Role of FAPs in muscle homeostasis, regeneration and fibrosis

More than 10 years ago, two research groups showed independently in murine skeletal muscle the presence of stromal cells, characterized by the expression of the marker pdgfra (aka CD140a), cd34 and Sca1 (Ly6a/e) (Joe et al., 2010; Uezumi et al., 2010). These cells are localized within the muscle interstitium (endomysium, perimysium and epimysium) and are often observed around vessels (Joe et al., 2010; Uezumi et al., 2010; Contreras et al., 2021; Ritso et al., 2022). Given their dual ability to give rise to adipocytes and fibroblasts both in vitro and in vivo (Joe et al., 2010; Uezumi et al., 2010; Heredia et al., 2013), they were termed fibro-adipogenic progenitors (FAPs). During homeostasis FAPs are quiescent (Lemos et al., 2015) but they rapidly activate and proliferate in response to muscle damage. As muscle regeneration begins, a finely tuned cross-talk between the different cellular players takes place: immune cells secrete molecules that sustain FAPs proliferation (IL4/IL13) (Heredia et al., 2013), muscle fibres secrete IL15, that stimulates FAPs proliferation and at the same time inhibits their adipogenic differentiation (Kang et al., 2018). FAPs in return, secrete many different molecules creating a favourable environment to support muscle regeneration by allowing interaction directly with muscle fibres/MuSCs and by modulating the activity of other cell populations involved in this process (Heredia et al., 2013; Lemos et al., 2015; Fiore et al., 2016). FAPs produce interleukins/myokines such as IL6 and IL10, known to favour myogenic differentiation (Strle et al., 2007; Serrano et al., 2008; Lemos et al., 2012), and IL33, which induces the proliferation of muscle resident Treg, required for a proper regeneration (Kuswanto et al., 2016). To have a more complete view of the interactions between FAPS, MuSC and immune cells, refer to very recent reviews (Biferali et al., 2019; Contreras et al., 2021; Ritso et al., 2022).

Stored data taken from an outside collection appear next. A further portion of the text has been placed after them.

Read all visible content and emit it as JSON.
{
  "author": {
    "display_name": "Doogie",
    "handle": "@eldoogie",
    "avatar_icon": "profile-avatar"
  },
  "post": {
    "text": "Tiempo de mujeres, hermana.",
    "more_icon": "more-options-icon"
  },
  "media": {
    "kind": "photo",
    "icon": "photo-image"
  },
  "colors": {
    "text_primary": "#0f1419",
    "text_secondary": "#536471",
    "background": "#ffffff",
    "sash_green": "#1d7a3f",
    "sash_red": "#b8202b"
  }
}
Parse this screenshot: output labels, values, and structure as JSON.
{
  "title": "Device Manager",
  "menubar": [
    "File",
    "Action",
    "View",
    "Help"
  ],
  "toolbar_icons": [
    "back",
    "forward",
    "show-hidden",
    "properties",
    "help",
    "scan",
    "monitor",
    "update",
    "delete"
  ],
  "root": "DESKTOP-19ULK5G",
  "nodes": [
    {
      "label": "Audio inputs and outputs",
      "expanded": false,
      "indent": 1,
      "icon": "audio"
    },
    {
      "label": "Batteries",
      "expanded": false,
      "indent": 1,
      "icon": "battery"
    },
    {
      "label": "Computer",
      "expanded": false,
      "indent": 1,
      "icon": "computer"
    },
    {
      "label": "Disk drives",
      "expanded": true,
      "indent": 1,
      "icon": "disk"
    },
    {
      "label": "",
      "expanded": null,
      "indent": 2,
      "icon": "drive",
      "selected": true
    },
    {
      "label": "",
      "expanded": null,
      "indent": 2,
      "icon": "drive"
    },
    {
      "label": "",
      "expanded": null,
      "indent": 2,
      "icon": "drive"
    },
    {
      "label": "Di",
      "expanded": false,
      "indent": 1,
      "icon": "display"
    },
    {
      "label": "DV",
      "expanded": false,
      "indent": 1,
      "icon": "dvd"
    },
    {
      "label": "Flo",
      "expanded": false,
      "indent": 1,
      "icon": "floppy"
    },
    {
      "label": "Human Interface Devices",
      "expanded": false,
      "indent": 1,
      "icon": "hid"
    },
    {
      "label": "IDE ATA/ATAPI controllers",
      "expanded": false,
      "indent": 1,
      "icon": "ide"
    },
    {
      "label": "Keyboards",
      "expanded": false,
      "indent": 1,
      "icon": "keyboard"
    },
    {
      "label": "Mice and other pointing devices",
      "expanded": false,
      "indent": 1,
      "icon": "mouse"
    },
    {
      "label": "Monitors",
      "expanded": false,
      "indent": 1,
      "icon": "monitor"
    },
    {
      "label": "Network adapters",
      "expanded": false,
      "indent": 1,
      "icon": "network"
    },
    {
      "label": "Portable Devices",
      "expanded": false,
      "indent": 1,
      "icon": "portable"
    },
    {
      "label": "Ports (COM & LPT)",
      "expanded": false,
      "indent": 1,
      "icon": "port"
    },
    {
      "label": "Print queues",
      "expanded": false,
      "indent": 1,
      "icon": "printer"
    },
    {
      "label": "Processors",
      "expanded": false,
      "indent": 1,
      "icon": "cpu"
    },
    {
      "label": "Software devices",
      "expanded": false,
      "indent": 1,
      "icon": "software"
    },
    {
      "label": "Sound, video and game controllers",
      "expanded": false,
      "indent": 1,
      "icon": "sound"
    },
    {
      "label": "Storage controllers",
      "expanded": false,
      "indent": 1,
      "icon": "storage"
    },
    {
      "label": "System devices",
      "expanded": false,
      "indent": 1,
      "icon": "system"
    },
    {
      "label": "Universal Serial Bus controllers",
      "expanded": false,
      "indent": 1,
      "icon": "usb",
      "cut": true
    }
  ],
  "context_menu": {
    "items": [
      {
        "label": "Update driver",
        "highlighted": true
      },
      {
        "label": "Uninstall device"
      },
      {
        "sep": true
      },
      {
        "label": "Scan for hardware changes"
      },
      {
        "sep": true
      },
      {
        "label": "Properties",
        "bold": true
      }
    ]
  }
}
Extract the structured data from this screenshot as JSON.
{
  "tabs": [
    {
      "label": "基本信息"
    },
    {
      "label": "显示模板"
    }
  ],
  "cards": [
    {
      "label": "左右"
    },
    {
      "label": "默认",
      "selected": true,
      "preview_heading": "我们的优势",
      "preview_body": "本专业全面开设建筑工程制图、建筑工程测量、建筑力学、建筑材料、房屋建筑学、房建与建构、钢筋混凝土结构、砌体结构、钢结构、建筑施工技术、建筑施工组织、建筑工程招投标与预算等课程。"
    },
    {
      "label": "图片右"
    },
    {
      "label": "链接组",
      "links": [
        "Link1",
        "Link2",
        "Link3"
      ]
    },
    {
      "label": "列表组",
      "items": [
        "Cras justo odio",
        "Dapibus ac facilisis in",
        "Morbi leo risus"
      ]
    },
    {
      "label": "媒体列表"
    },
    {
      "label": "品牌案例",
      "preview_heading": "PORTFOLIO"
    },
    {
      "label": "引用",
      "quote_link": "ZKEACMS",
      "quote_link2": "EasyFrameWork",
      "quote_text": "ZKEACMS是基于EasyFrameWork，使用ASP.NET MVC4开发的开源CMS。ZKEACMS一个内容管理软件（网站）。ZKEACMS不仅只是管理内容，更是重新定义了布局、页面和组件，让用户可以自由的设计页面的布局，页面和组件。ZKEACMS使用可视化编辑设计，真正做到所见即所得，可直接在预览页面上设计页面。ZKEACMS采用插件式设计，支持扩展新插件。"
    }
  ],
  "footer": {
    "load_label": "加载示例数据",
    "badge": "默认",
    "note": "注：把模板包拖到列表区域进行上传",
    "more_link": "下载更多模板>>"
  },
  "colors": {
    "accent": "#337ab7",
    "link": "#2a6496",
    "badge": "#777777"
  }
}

FAPs finally produce many of the ECM proteins, such as proteoglycans, collagens, laminins, fibronectin, to create the proper matrix environment for the ongoing regeneration. The balance between TGFbeta and TNFalpha (both secreted at least by macrophages) allows the proliferation of FAPs and ECM secretion, as well as their clearance by apoptosis in the late phase of regeneration. This clearance is a crucial event to prevent their differentiation toward adipose or fibrogenic phenotype, leading to permanent tissue scarring deposition characterized by an excessive ECM deposition, fatty infiltration (Uezumi et al., 2010; Heredia et al., 2013; Lemos et al., 2015) as well as calcification in some pathological conditions (Mázala et al., 2020). This makes FAPs, together with impaired MuSCs and fibres, one of the actors of the detrimental evolution in pathological condition. Given their anatomical localisation, FAPs are probably heterogeneous even in a steady state, and this heterogeneity is increased during regeneration (De Micheli et al., 2020a), when FAPs engage local cross-talks with different inflammatory cell partners.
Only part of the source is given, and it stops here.